The statute of limitations for probating a will in Texas is four years from the death of the testator, the person who wrote the will. In some cases, a will may be submitted to probate after the four-year period has expired, but the person offering the will must demonstrate he exercised reasonable diligence to avoid the late submission. Unfortunately, there is no hard and fast rule for what constitutes reasonable diligence when the testator owned mineral rights.
Kamoos v. Woodward
Kamoos v. Woodward and In re: Estate of Rothrock are two influential Texas cases dealing with a person's late attempt to probate a will after discovering the existence of mineral rights. In the Kamoos case, a widow submitted her deceased husband’s will to probate after discovering, five years after his death, he was heir to a royalty interest. The issue before the court was whether the widow exercised reasonable diligence to avoid the late probate submission. The court ruled in her favor because she was impoverished following her husband’s death and applied for probate immediately after discovering his royalty interest.
In re: Estate of Rothrock
In the Rothrock case, the testator's son sought to probate his father's will 13 years after his father's death. The reason for the delay was the family initially thought the father's estate was small and probate unnecessary; the son did not discover his father owned valuable mineral rights until nine years after the statute of limitations expired. As was the case in Kamoos, the issue was whether the son had exercised reasonable diligence. The court held he had not. The mere fact the testator's children had agreed not to probate his will, believing their father's estate was small, was not a sufficient excuse.

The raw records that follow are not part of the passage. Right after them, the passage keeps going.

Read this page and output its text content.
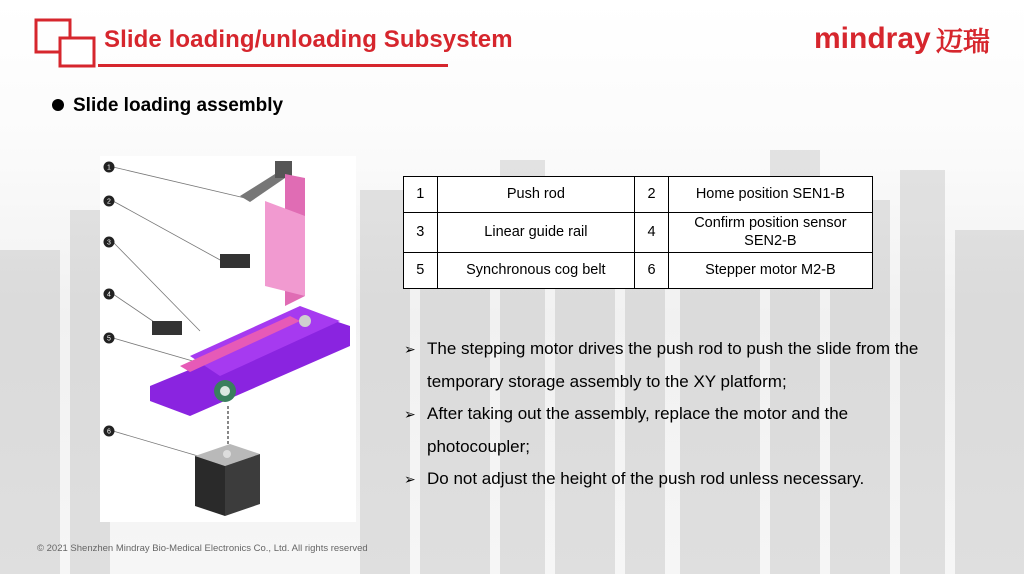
Slide loading/unloading Subsystem	mindray 迈瑞
Slide loading assembly
1
2
3
4
5
6
1	Push rod	2	Home position SEN1-B
3	Linear guide rail	4	Confirm position sensor SEN2-B
5	Synchronous cog belt	6	Stepper motor M2-B
➢ The stepping motor drives the push rod to push the slide from the temporary storage assembly to the XY platform;
➢ After taking out the assembly, replace the motor and the photocoupler;
➢ Do not adjust the height of the push rod unless necessary.
© 2021 Shenzhen Mindray Bio-Medical Electronics Co., Ltd. All rights reserved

Difference Between Kamoos and Rothrock
The court in Rothrock specifically distinguished the facts of that case from those in Kamoos. According to the court, the testator's son in Rothrock was a successful oil and gas attorney, not someone lacking in financial resources like the testator's widow in Kamoos. As a sophisticated oil and gas attorney, the son likely was aware of the risks involved with failing to probate his father's will within four years and should have taken action to eliminate those risks and reduce any unexpected contingencies by submitting his father’s will to probate. By not doing so, the son failed to exercise reasonable diligence.
Lessons of Kamoos and Rothrock
The primary lesson from Kamoos and Rothrock is that it is wise for the beneficiary of a will in Texas to submit the will to probate within the four year statute of limitations period. If the period expires, a court will evaluate whether the beneficiary exercised reasonable diligence, looking particularly at the financial means and level of sophistication of the beneficiary seeking to probate the will after four years.